C’est toujours la famille Boyer qui produit l’Eau de mélisse. Elle se compose de 14 plantes (angélique, armoise, camomille, cresson, gentiane, lavande, marjolaine, primevère, romarin, sauge, sarriette, thym, écorce de citron, plus du muguet en quantité infime car il est toxique) ; de 7 épices (anis, coriandre, fenouil, santal, cannelle, muscade, clou de girofle). Par voie interne, on la recommande pour faciliter la digestion, contre la nausée ou le mal des transports, pour soigner les rhumes, toux nerveuses et crampes d’estomac. En usage externe, elle soulage les migraines, mais aussi les mauvais chocs.
La tentative d’assassinat de Richelieu à l’eau des Carmes
On disposait toujours un flacon d’eau de Mélisse des Carmes à la table du travail du Cardinal Richelieu qui en consommait fréquemment pour lutter contre ses migraines. Le 10 juillet 1635, les complices du duc d’Orléans, frère de Louis XIII, subtilisent le flacon et substituent le contenu avec un poison. Approchant le flacon à sa bouche, le cardinal ne reconnait pas le parfum de son élixir fétiche. Il se méfie : l‘attentat est déjoué. Les moines de la rue Vaugirard n’ont pas de mal à prouver leur innocence, mais pour prévenir toute nouvelle tentative, les Carmes cèlent désormais leur bouteille d’un cachet de cire rouge portant le sceau de leur couvent.

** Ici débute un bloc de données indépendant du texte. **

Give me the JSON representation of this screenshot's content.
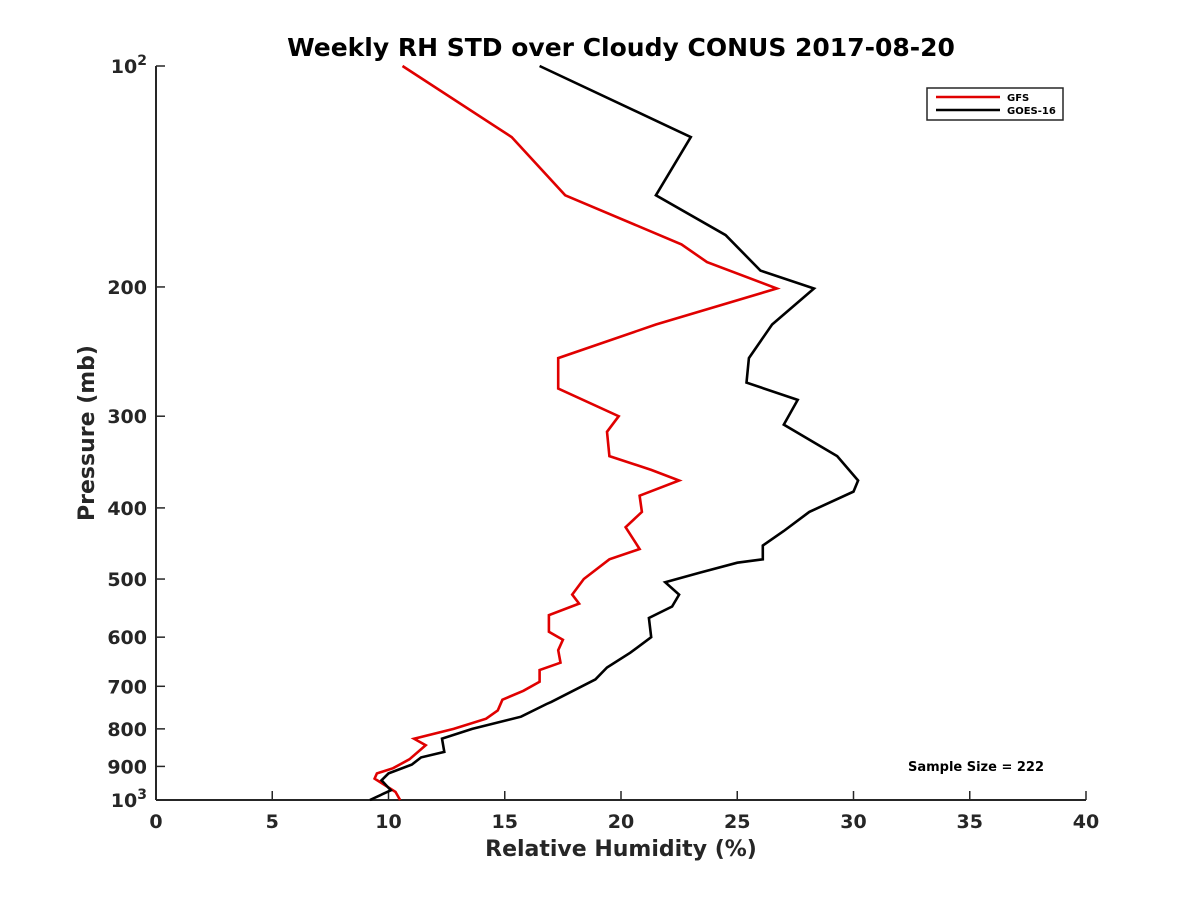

L’Acqua di Melissa di Venezia
Au XVIIIe siècle, un frère Carmélite du couvent de Venise voyage à Paris et découvre l’eau de Mélisse produite par le couvent de la rue Vaugirard. De retour dans la lagune et désireux de faire profiter sa communauté de la préparation, il travaille avec un herboriste de la cité vénitienne à la conception d’un élixir similaire. Afin de la personnaliser, ils troquent la Mélisse Officinale contre la Mélisse de Moldavie (Dracocephalum moldavica) cultivée par les moines dans leur jardin. Elle est commercialisée à partir de 1710 et en 1754, un décret de la République Sérénissime donne à l’ordre des Carmes de Venise le privilège exclusif de produire et de vendre en Vénétie, l’Acqua di Melissa di Venezia. Elle continue de nos jours à être préparée par les moines dans la cité des Doges.